Algumas horas depois liguei de volta para o número por gratidão e também por curiosidade. Chamou 3 vezes e caiu na caixa postal. Oi, você ligou para Aurora. Por favor, deixe seu nome e seu número. Nunca senti tantos arrepios na minha vida. Liguei novamente no dia seguinte porque ainda estava muito confuso com toda a situação. Uma mulher atendeu. Começamos a conversar e contei toda a história, inclusive sobre os sonhos que eu tinha.

Ela disse que não sabia como eu havia conseguido o número dela e que até onde se lembrava, ela disse que não sabia como eu havia conseguido o número dela. E que até onde ela se lembrava, ela nunca tinha me ligado. Estranho. Perguntei se ela tinha Facebook para confirmar se era realmente a mulher dos meus sonhos. Entrei no perfil dela. Caralho, era ela! Se isso não for uma falha na Matrix, então eu sou completamente maluco. É, se fosse aqui o não inviabilize, isso seria um luz acesa, né, gente?

Coincidências acontecem. Aurora, um nome de mulher. Ele sonha uma coisa muito louca, né? É, olha, vou dizer, sonho é uma coisa assim que me fascina, porque é quando o nosso órgão, cérebro, está ali trabalhando de uma forma que a gente tá zero consciente de como. Então tudo que acontece em sonhos, para mim, é quase que uma coisa misteriosa. Eu acho muito interessante, eu adoro lembrar de sonhos e depois ver o que significa. Acredito zero no significado de sonhos, mas tento sim interpretar e falar por que tá vindo aquilo, né?

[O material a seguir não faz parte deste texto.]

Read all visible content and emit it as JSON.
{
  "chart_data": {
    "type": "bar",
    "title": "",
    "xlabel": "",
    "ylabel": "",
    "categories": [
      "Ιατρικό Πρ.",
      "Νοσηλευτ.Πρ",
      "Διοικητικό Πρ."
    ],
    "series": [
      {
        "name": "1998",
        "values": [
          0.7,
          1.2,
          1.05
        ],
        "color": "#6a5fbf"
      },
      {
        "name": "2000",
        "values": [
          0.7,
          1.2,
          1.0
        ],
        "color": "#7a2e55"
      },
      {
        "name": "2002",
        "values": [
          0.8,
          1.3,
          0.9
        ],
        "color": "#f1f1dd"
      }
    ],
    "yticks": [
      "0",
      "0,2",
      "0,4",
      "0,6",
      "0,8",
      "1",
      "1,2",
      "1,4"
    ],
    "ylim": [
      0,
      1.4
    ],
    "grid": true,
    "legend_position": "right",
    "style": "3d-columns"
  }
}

Por que tá vindo aquilo? O que que meu cérebro tá querendo me dizer? Eu sempre acho que são mensagens que meu meu cérebro captou durante a vida, durante o— eu não acho, eu li sobre isso. São mensagens que meu cérebro captou, talvez não em minha sã consciência, eu inconscientemente, mas meu cérebro conscientemente captou, né? E ao dormir a gente vai lá trabalhando todas as informações. Um sonho que eu nunca vou esquecer foi antes da minha primeira prova de matemática na faculdade.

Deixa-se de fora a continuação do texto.